No sé, ustedes, pero yo me encuentro entristecido y nostálgico. La muerte de Miliki, más que la de una persona —eso también, por supuesto—, ha significado para mí, y supongo que para millones de jóvenes adultos de mi generación, la muerte de un pedazo de nuestra infancia. Recuerdos preciados que hoy han vuelto y que el tiempo ha convertido en nostalgia, dolorosa nostalgia.
Luego, sin embargo, entre los amigos al comentar la noticia han ido apareciendo recuerdos compartidos que poco a poco nos han hecho sonreír, como no podía ser de otra manera al tratarse del gran Miliki, nuestro queridísimo Miliki.
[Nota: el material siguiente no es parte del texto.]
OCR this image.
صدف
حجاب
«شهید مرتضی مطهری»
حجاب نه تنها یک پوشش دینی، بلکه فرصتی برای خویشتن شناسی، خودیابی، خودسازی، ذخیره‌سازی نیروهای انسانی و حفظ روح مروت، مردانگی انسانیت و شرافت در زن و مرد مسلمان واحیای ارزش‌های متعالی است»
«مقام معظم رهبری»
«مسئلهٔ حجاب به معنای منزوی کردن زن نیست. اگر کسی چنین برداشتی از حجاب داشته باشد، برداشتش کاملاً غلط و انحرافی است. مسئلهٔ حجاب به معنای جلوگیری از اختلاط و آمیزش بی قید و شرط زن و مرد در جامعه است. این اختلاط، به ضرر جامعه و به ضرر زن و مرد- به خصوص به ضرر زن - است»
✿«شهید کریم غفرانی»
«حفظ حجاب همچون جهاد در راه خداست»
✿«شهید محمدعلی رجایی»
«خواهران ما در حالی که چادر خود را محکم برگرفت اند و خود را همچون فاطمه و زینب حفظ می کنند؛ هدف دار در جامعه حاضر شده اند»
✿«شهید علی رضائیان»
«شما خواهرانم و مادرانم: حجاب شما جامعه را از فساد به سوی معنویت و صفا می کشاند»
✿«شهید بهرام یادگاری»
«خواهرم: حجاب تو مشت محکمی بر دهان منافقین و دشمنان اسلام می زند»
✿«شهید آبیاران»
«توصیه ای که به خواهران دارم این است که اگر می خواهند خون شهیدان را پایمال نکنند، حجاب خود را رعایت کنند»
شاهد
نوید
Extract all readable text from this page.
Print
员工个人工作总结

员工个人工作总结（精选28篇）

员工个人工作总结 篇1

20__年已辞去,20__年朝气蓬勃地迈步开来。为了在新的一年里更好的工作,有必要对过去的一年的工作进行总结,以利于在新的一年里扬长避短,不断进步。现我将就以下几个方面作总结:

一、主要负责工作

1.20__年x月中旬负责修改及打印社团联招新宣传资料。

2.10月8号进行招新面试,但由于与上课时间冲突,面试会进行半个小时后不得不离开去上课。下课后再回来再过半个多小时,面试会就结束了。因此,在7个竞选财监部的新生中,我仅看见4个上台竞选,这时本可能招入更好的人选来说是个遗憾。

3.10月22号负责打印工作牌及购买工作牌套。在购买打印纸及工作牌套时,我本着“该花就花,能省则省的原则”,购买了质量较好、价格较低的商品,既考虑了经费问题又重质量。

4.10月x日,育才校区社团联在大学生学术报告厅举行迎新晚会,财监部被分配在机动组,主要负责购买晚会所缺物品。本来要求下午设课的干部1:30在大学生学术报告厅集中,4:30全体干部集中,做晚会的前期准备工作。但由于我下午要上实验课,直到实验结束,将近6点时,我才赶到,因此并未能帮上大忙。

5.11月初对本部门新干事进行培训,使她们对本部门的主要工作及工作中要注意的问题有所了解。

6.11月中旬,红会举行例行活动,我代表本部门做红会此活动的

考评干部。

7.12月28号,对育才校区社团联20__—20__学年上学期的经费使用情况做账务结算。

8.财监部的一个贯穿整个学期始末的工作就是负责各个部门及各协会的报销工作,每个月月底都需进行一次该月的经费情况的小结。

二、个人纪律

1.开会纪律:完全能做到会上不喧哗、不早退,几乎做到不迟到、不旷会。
Hasta en estos momentos nos ha hecho sonreír, con ese extraño don que tenía para ello.
A Miliki se le harán tributos por su trabajo, seguramente todos enfocados a su arte como payaso, sus virtudes como compositor y músico, y también su faceta humana y su trabajo a favor de la infancia. Pero yo quiero añadir mi pequeño tributo a Miliki como maestro de la comunicación. En un tiempo en el que no había Twitter ni Facebook, no estaban de moda conceptos como hashtag o SocialTV, Miliki logró que millones de niños contestaran a la tele: ¡Bieeen!
¿Quién lo supera?— Amadeu Branera Gubern.